実の娘の結婚式はすっぽかし、それ以降12年も口をきいてもらえません。

仕事も、時代の流れについていける年齢でもなく、車もオンボロ、家は抵当に入っていて、差し押さえられそうという、正に崖っぷち。

そんなある日、フラリと出向いた孫娘のパーティーで、見知らぬ若者に、車を運転するだけでお金になる仕事をやらないか、と持ち掛けられます。

車を運転するだけ。。。。半信半疑でしたが、指定の場所まで行ってみるアール。

トランクの積荷を、指定場所まで運ぶだけ、と言われ、とりあえずやってみます。

すると、予想外の高額報酬が。。。。

まあ、そんな状況なので、それがまともな仕事ではないことがアールには分かるので、1回だけ、と思っていました。
しかし、お金の魅力に勝るものはなく。。。。

再度、ドライバービジネスに挑戦します。
新しい車を買い、家も取り戻し、資金難の友人にも援助できるとなると、もう辞めることが出来なくなっていきます。

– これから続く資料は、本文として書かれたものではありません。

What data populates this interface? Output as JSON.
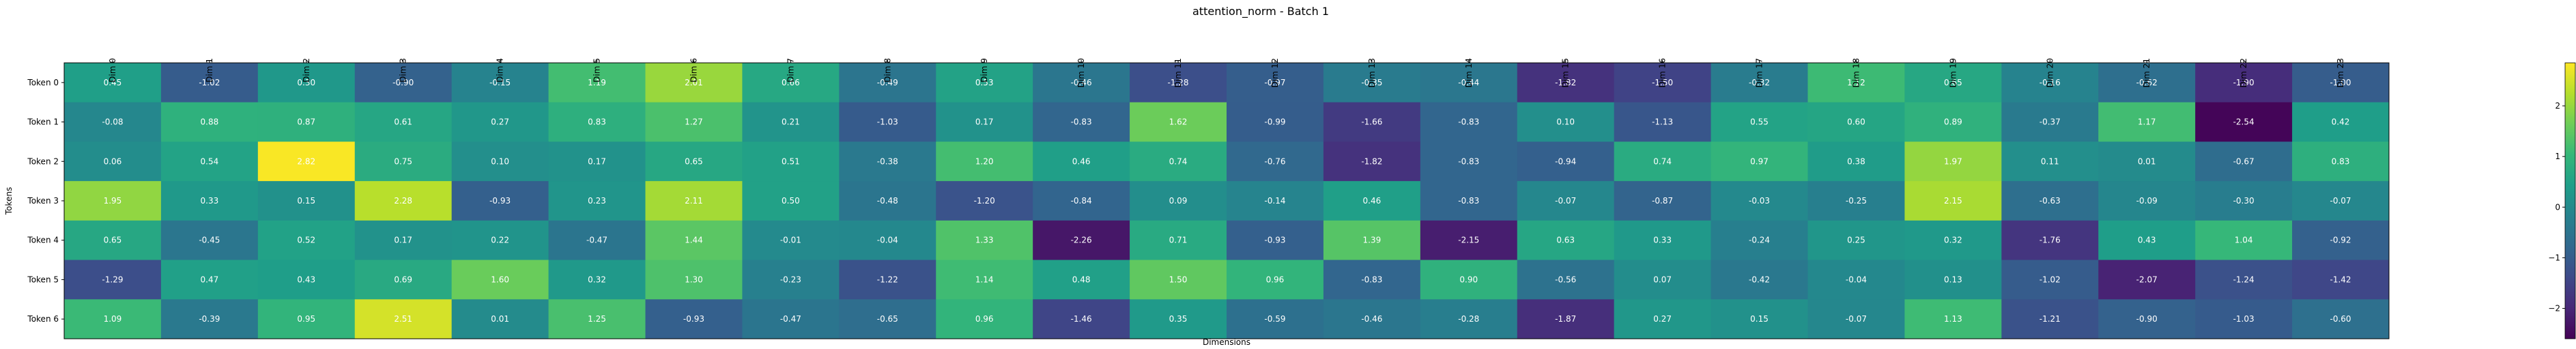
{
  "chart_data": {
    "type": "heatmap",
    "title": "attention_norm - Batch 1",
    "xlabel": "Dimensions",
    "ylabel": "Tokens",
    "x_labels": [
      "Dim 0",
      "Dim 1",
      "Dim 2",
      "Dim 3",
      "Dim 4",
      "Dim 5",
      "Dim 6",
      "Dim 7",
      "Dim 8",
      "Dim 9",
      "Dim 10",
      "Dim 11",
      "Dim 12",
      "Dim 13",
      "Dim 14",
      "Dim 15",
      "Dim 16",
      "Dim 17",
      "Dim 18",
      "Dim 19",
      "Dim 20",
      "Dim 21",
      "Dim 22",
      "Dim 23"
    ],
    "y_labels": [
      "Token 0",
      "Token 1",
      "Token 2",
      "Token 3",
      "Token 4",
      "Token 5",
      "Token 6"
    ],
    "values": [
      [
        0.45,
        -1.02,
        0.3,
        -0.9,
        -0.15,
        1.19,
        2.01,
        0.66,
        -0.49,
        0.53,
        -0.46,
        -1.28,
        -0.97,
        -0.35,
        -0.44,
        -1.82,
        -1.5,
        -0.32,
        1.12,
        0.65,
        -0.16,
        -0.62,
        -1.9,
        -1.0
      ],
      [
        -0.08,
        0.88,
        0.87,
        0.61,
        0.27,
        0.83,
        1.27,
        0.21,
        -1.03,
        0.17,
        -0.83,
        1.62,
        -0.99,
        -1.66,
        -0.83,
        0.1,
        -1.13,
        0.55,
        0.6,
        0.89,
        -0.37,
        1.17,
        -2.54,
        0.42
      ],
      [
        0.06,
        0.54,
        2.82,
        0.75,
        0.1,
        0.17,
        0.65,
        0.51,
        -0.38,
        1.2,
        0.46,
        0.74,
        -0.76,
        -1.82,
        -0.83,
        -0.94,
        0.74,
        0.97,
        0.38,
        1.97,
        0.11,
        0.01,
        -0.67,
        0.83
      ],
      [
        1.95,
        0.33,
        0.15,
        2.28,
        -0.93,
        0.23,
        2.11,
        0.5,
        -0.48,
        -1.2,
        -0.84,
        0.09,
        -0.14,
        0.46,
        -0.83,
        -0.07,
        -0.87,
        -0.03,
        -0.25,
        2.15,
        -0.63,
        -0.09,
        -0.3,
        -0.07
      ],
      [
        0.65,
        -0.45,
        0.52,
        0.17,
        0.22,
        -0.47,
        1.44,
        -0.01,
        -0.04,
        1.33,
        -2.26,
        0.71,
        -0.93,
        1.39,
        -2.15,
        0.63,
        0.33,
        -0.24,
        0.25,
        0.32,
        -1.76,
        0.43,
        1.04,
        -0.92
      ],
      [
        -1.29,
        0.47,
        0.43,
        0.69,
        1.6,
        0.32,
        1.3,
        -0.23,
        -1.22,
        1.14,
        0.48,
        1.5,
        0.96,
        -0.83,
        0.9,
        -0.56,
        0.07,
        -0.42,
        -0.04,
        0.13,
        -1.02,
        -2.07,
        -1.24,
        -1.42
      ],
      [
        1.09,
        -0.39,
        0.95,
        2.51,
        0.01,
        1.25,
        -0.93,
        -0.47,
        -0.65,
        0.96,
        -1.46,
        0.35,
        -0.59,
        -0.46,
        -0.28,
        -1.87,
        0.27,
        0.15,
        -0.07,
        1.13,
        -1.21,
        -0.9,
        -1.03,
        -0.6
      ]
    ],
    "value_labels": [
      [
        "0.45",
        "-1.02",
        "0.30",
        "-0.90",
        "-0.15",
        "1.19",
        "2.01",
        "0.66",
        "-0.49",
        "0.53",
        "-0.46",
        "-1.28",
        "-0.97",
        "-0.35",
        "-0.44",
        "-1.82",
        "-1.50",
        "-0.32",
        "1.12",
        "0.65",
        "-0.16",
        "-0.62",
        "-1.90",
        "-1.00"
      ],
      [
        "-0.08",
        "0.88",
        "0.87",
        "0.61",
        "0.27",
        "0.83",
        "1.27",
        "0.21",
        "-1.03",
        "0.17",
        "-0.83",
        "1.62",
        "-0.99",
        "-1.66",
        "-0.83",
        "0.10",
        "-1.13",
        "0.55",
        "0.60",
        "0.89",
        "-0.37",
        "1.17",
        "-2.54",
        "0.42"
      ],
      [
        "0.06",
        "0.54",
        "2.82",
        "0.75",
        "0.10",
        "0.17",
        "0.65",
        "0.51",
        "-0.38",
        "1.20",
        "0.46",
        "0.74",
        "-0.76",
        "-1.82",
        "-0.83",
        "-0.94",
        "0.74",
        "0.97",
        "0.38",
        "1.97",
        "0.11",
        "0.01",
        "-0.67",
        "0.83"
      ],
      [
        "1.95",
        "0.33",
        "0.15",
        "2.28",
        "-0.93",
        "0.23",
        "2.11",
        "0.50",
        "-0.48",
        "-1.20",
        "-0.84",
        "0.09",
        "-0.14",
        "0.46",
        "-0.83",
        "-0.07",
        "-0.87",
        "-0.03",
        "-0.25",
        "2.15",
        "-0.63",
        "-0.09",
        "-0.30",
        "-0.07"
      ],
      [
        "0.65",
        "-0.45",
        "0.52",
        "0.17",
        "0.22",
        "-0.47",
        "1.44",
        "-0.01",
        "-0.04",
        "1.33",
        "-2.26",
        "0.71",
        "-0.93",
        "1.39",
        "-2.15",
        "0.63",
        "0.33",
        "-0.24",
        "0.25",
        "0.32",
        "-1.76",
        "0.43",
        "1.04",
        "-0.92"
      ],
      [
        "-1.29",
        "0.47",
        "0.43",
        "0.69",
        "1.60",
        "0.32",
        "1.30",
        "-0.23",
        "-1.22",
        "1.14",
        "0.48",
        "1.50",
        "0.96",
        "-0.83",
        "0.90",
        "-0.56",
        "0.07",
        "-0.42",
        "-0.04",
        "0.13",
        "-1.02",
        "-2.07",
        "-1.24",
        "-1.42"
      ],
      [
        "1.09",
        "-0.39",
        "0.95",
        "2.51",
        "0.01",
        "1.25",
        "-0.93",
        "-0.47",
        "-0.65",
        "0.96",
        "-1.46",
        "0.35",
        "-0.59",
        "-0.46",
        "-0.28",
        "-1.87",
        "0.27",
        "0.15",
        "-0.07",
        "1.13",
        "-1.21",
        "-0.90",
        "-1.03",
        "-0.60"
      ]
    ],
    "colormap": "viridis",
    "vmin": -2.6,
    "vmax": 2.85,
    "colorbar_ticks": [
      2,
      1,
      0,
      -1,
      -2
    ],
    "colorbar_tick_labels": [
      "2",
      "1",
      "0",
      "−1",
      "−2"
    ],
    "annotation_color": "#ffffff",
    "grid": false,
    "legend": "colorbar-right"
  }
}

積荷が知りたくなったアールは、「見てはいけない、聞いてはいけない」なんていう、鶴の恩返し的な掟を破り、積荷を確認すると。。。。
中身は、ドラッグ。
まあ、こんなことだろうと、予想通りの結果です。

しかし、普通の仕事では決して手に出来ない金額の報酬だし、そもそも、90歳の男に職はないのです。
友人も助けることが出来るし、唯一自分とコンタクトを取ってくれる孫娘への学費等の援助も出来る、という誇りは、アールの何よりの心の栄養なのです。

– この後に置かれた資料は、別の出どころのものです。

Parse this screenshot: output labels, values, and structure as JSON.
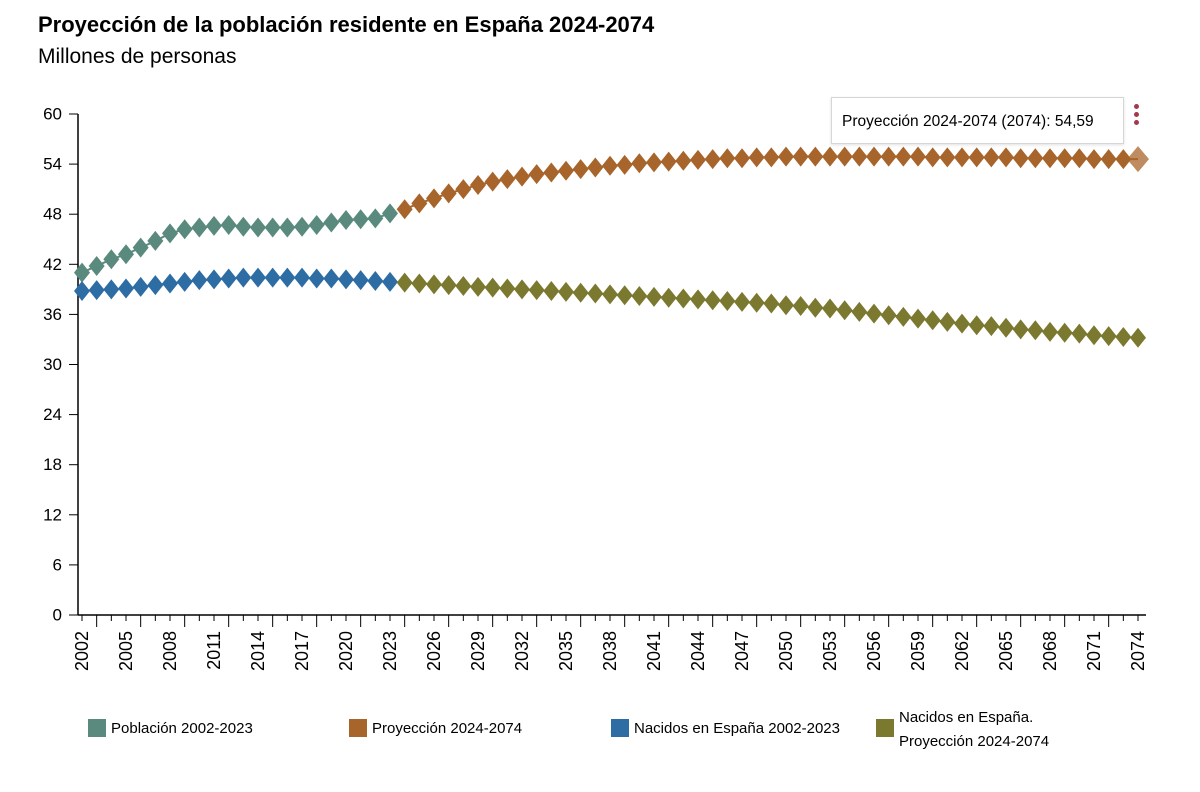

気ままに休憩を取ったり、ドライブを楽しみながらするアールの運び屋稼業は、警察の追っても予測がつかないという利点もあり、マフィアのボスにも気に入られていきます。
警察に車を止められても、まさか90際の老人が、ドラッグの運び屋だとは思われないですから照れ

しかし、マフィア側も、気質の違うボスと下剋上のように世代交代となり、アールにも厳しいルールが課されます。
警察の手もますます伸びてきて、アールは危機的状況に陥ります。


そんな時、別れた妻が、もう余命数日という連絡を、孫娘から受けるアール。

運び屋稼業は、時間厳守。
今のボスの下では、逆らえば殺されるという状況なのです。
しかし、アールは、これまで顧みてこなかった家庭を、自分の死を覚悟の上で、選択するのです。

ベッドで死を待つ妻につきそうアール。


そんな父の姿を見て、12年にも及ぶ冷たい戦争をしていた娘も、心を開き、彼を許すことができます。

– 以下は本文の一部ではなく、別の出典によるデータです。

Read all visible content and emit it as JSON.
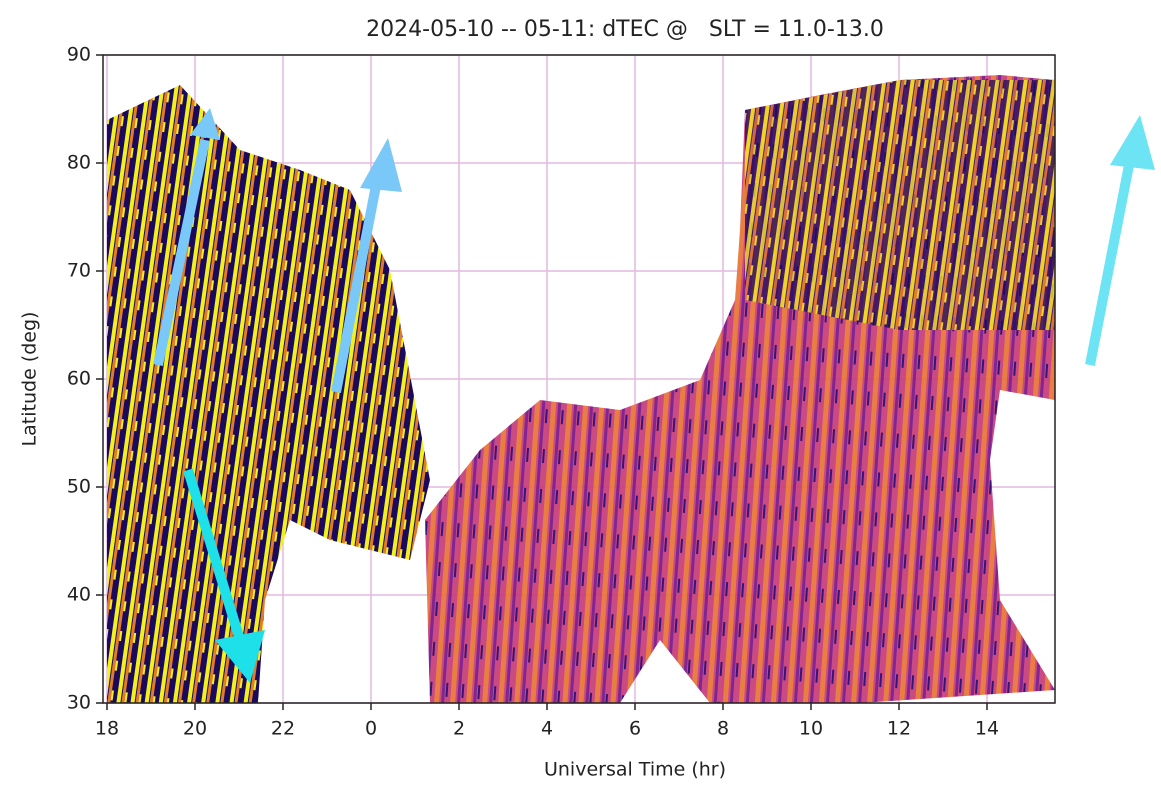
{
  "chart_data": {
    "type": "heatmap",
    "title": "2024-05-10 -- 05-11: dTEC @   SLT = 11.0-13.0",
    "xlabel": "Universal Time (hr)",
    "ylabel": "Latitude (deg)",
    "xlim": [
      18,
      39.5
    ],
    "xticks": [
      18,
      20,
      22,
      {
        "value": 24,
        "label": "0"
      },
      {
        "value": 26,
        "label": "2"
      },
      {
        "value": 28,
        "label": "4"
      },
      {
        "value": 30,
        "label": "6"
      },
      {
        "value": 32,
        "label": "8"
      },
      {
        "value": 34,
        "label": "10"
      },
      {
        "value": 36,
        "label": "12"
      },
      {
        "value": 38,
        "label": "14"
      }
    ],
    "ylim": [
      30,
      90
    ],
    "yticks": [
      30,
      40,
      50,
      60,
      70,
      80,
      90
    ],
    "grid": true,
    "grid_color": "#e2b8e2"
  }
}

妻は亡くなるのですが、最期の時を共に過ごせた2人は、お互いの大切さに気付き、深い愛を知ります。
それは、娘も孫娘も同じでした。
彼らは、ようやく理解し合え、家族の大切さを噛み締めたのです。

しかし、遅れを取った仕事で、マフィアからは暴行され、警察は、もう彼をロックオンしている状態です。

アールは逃げきれず、遂に逮捕となり。

老人の人の好さに付け込んだマフィアの犯行、と、弁護士は頑張るのですが、アールは、有罪を希望します。

分かっていてやったことですから。
償わないことには、前に進めないのです。

刑務所で、かつての百合の栽培の仕事に精を出すアールの姿で、映画は幕引きです。
彼の生き生きとした表情。

老人には難しい、社会の一員として扱われ、そして報酬も得、大切な人達を助けることができた、という誇り。
高齢化社会の日本でも、その意味を考えてくれる政治家がいるといいな、と思います。